1. Goalkeeper (jersey number 1)
2. Right corner back (2) -- full back (3) -- left corner back (4)
3. Right half (or wing) back (5) -- centre back (6) -- left half back (7)
4. Two midfielders (or centre-fielders) (8, 9)
5. Right half (or wing) forward (10) -- centre (centre half) forward (11) -- left half forward (12)
6. Right corner forward (13) -- full forward (14) -- left corner forward (15)

==Ice hockey==
In ice hockey, a team starts out with six players on the ice:
- Two defensemen
- A goaltender
- Three forwards:
  - A center
  - A left-winger
  - A right-winger

The starting forwards are typically known as the top line or first line, as most professional teams rotate four distinct three-man forward lines and three defense pairings.

In ice hockey, a team must submit their starting lineup to the opposing team's captain and to the officials before the game.
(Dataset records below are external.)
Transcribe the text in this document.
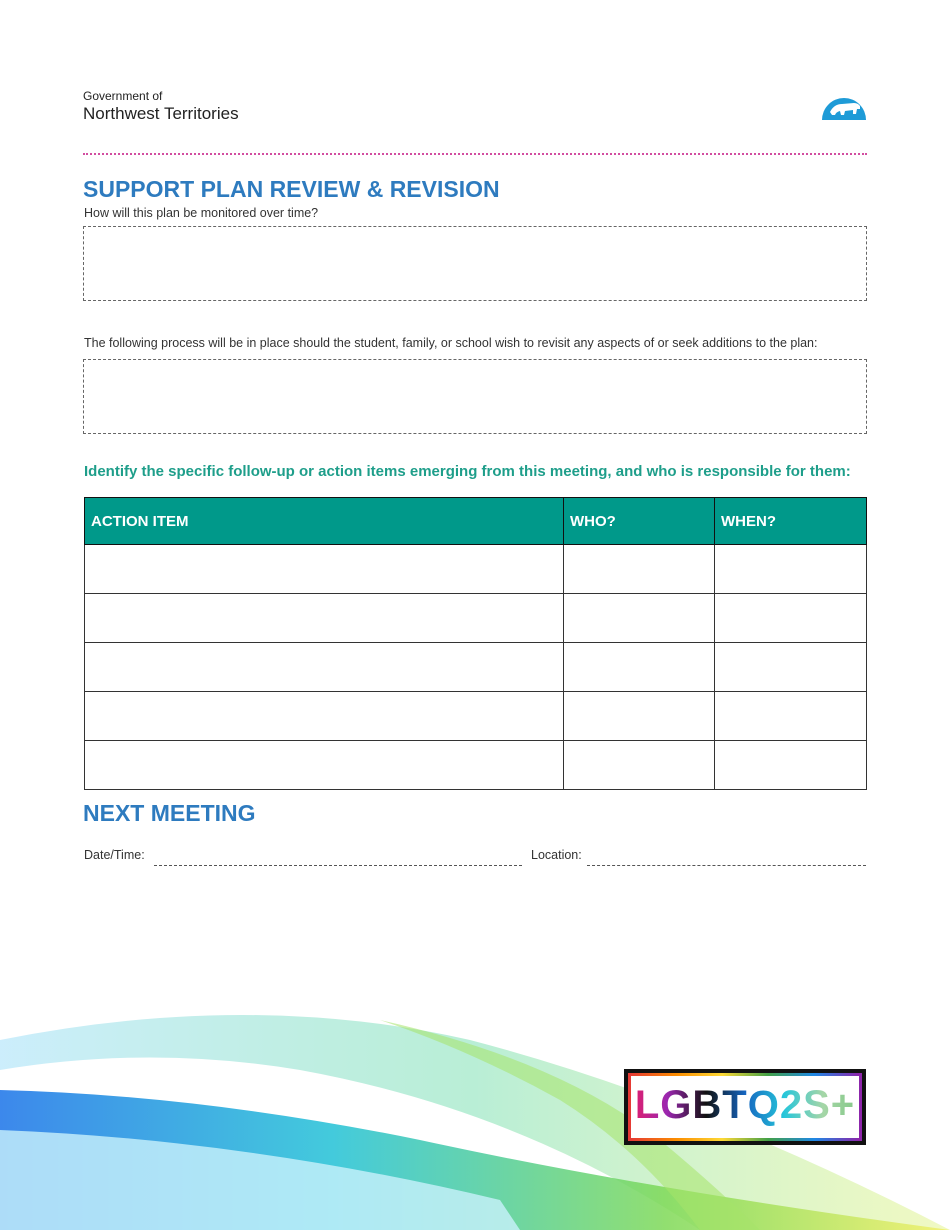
Government of
Northwest Territories
SUPPORT PLAN REVIEW & REVISION
How will this plan be monitored over time?
The following process will be in place should the student, family, or school wish to revisit any aspects of or seek additions to the plan:
Identify the specific follow-up or action items emerging from this meeting, and who is responsible for them:
ACTION ITEM	WHO?	WHEN?

NEXT MEETING
Date/Time:	Location:
LGBTQ2S+
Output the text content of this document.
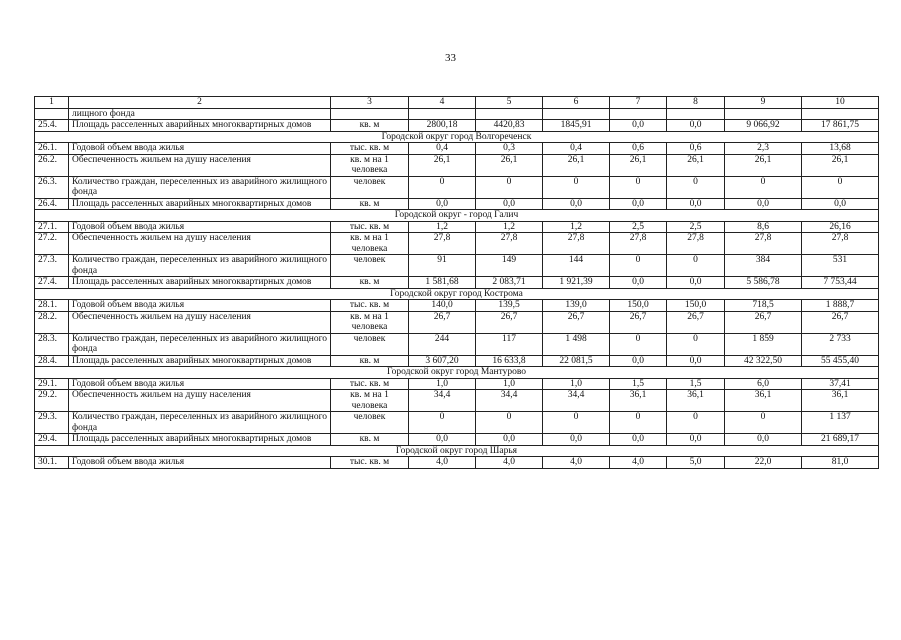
33
1	2	3	4	5	6	7	8	9	10
	лищного фонда								
25.4.	Площадь расселенных аварийных многоквартирных домов	кв. м	2800,18	4420,83	1845,91	0,0	0,0	9 066,92	17 861,75
Городской округ город Волгореченск									
26.1.	Годовой объем ввода жилья	тыс. кв. м	0,4	0,3	0,4	0,6	0,6	2,3	13,68
26.2.	Обеспеченность жильем на душу населения	кв. м на 1 человека	26,1	26,1	26,1	26,1	26,1	26,1	26,1
26.3.	Количество граждан, переселенных из аварийного жилищного фонда	человек	0	0	0	0	0	0	0
26.4.	Площадь расселенных аварийных многоквартирных домов	кв. м	0,0	0,0	0,0	0,0	0,0	0,0	0,0
Городской округ - город Галич									
27.1.	Годовой объем ввода жилья	тыс. кв. м	1,2	1,2	1,2	2,5	2,5	8,6	26,16
27.2.	Обеспеченность жильем на душу населения	кв. м на 1 человека	27,8	27,8	27,8	27,8	27,8	27,8	27,8
27.3.	Количество граждан, переселенных из аварийного жилищного фонда	человек	91	149	144	0	0	384	531
27.4.	Площадь расселенных аварийных многоквартирных домов	кв. м	1 581,68	2 083,71	1 921,39	0,0	0,0	5 586,78	7 753,44
Городской округ город Кострома									
28.1.	Годовой объем ввода жилья	тыс. кв. м	140,0	139,5	139,0	150,0	150,0	718,5	1 888,7
28.2.	Обеспеченность жильем на душу населения	кв. м на 1 человека	26,7	26,7	26,7	26,7	26,7	26,7	26,7
28.3.	Количество граждан, переселенных из аварийного жилищного фонда	человек	244	117	1 498	0	0	1 859	2 733
28.4.	Площадь расселенных аварийных многоквартирных домов	кв. м	3 607,20	16 633,8	22 081,5	0,0	0,0	42 322,50	55 455,40
Городской округ город Мантурово									
29.1.	Годовой объем ввода жилья	тыс. кв. м	1,0	1,0	1,0	1,5	1,5	6,0	37,41
29.2.	Обеспеченность жильем на душу населения	кв. м на 1 человека	34,4	34,4	34,4	36,1	36,1	36,1	36,1
29.3.	Количество граждан, переселенных из аварийного жилищного фонда	человек	0	0	0	0	0	0	1 137
29.4.	Площадь расселенных аварийных многоквартирных домов	кв. м	0,0	0,0	0,0	0,0	0,0	0,0	21 689,17
Городской округ город Шарья									
30.1.	Годовой объем ввода жилья	тыс. кв. м	4,0	4,0	4,0	4,0	5,0	22,0	81,0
If a team inserts any other player into the lineup at game time, the opposing captain can direct the official to call a starting the wrong lineup penalty, a two-minute minor.

==Lacrosse==
The starting lineup in field lacrosse comprises ten players: 3 Attackmen, 3 Defensemen, 3 Midfielders, and 1 Goalkeeper. A team may start a Long-Stick Midfielder for a defensive advantage. A team may have a player reserved exclusively to take face-offs, known as a FOGO.
1. A – Attackmen
2. D – Defensemen
3. M – Midfielder
4. G – Goalkeeper
5. LSM – Long-stick Midfielder
6. FOGO – Face-Off Specialist "Face-Off, Get-Off"

==Netball==
In netball, a team starts with seven players on the court:
1. GS – Goal shooter
2. GA – Goal attack
3. WA – Wing attack
4. C – Centre
5. WD – Wing defence
6. GD – Goal defence
7. GK – Goal keeper

==Rugby league==
A Rugby league football starting lineup is

1. 1 – Fullback
2. 2 and 5 – Wingers
3. 3 and 4 – Centres
4. 6 – Stand-off/Five-Eighth
5. 7 – Halfback
6. 8 and 10 – Front row forwards
7. 9 – Hooker
8. 11 and 12 – Second row forwards
9. 13 – Lock forward

==Rugby union==
Rugby union starting lineups consist of:

1. Two Props – 1 (loosehead) and 3 (tighthead)
2. Hooker – 2
3. Two Locks – 4 and 5
4. Two Flankers – 6 and 7
5. Number Eight – 8
6. Scrum-half – 9
7. Fly-half – 10
8. Two Wings – 11 and 14
9. Two Centres – 12 and 13
10. Fullback – 15

==Volleyball==
The starting lineup for a volleyball match typically includes:

1. One setter
2. Two outside hitters
3. One opposite hitter
4. Two middle blockers

Variations do exist – sometimes there will be two setters, or three outside hitters without a true opposite. Though the libero is typically announced with the starting lineup, he or she is not considered to be part of it, as the libero will replace one of the above players (typically a middle blocker, as teams will want to split their middle blockers, with one beginning in the front row) before the first rally.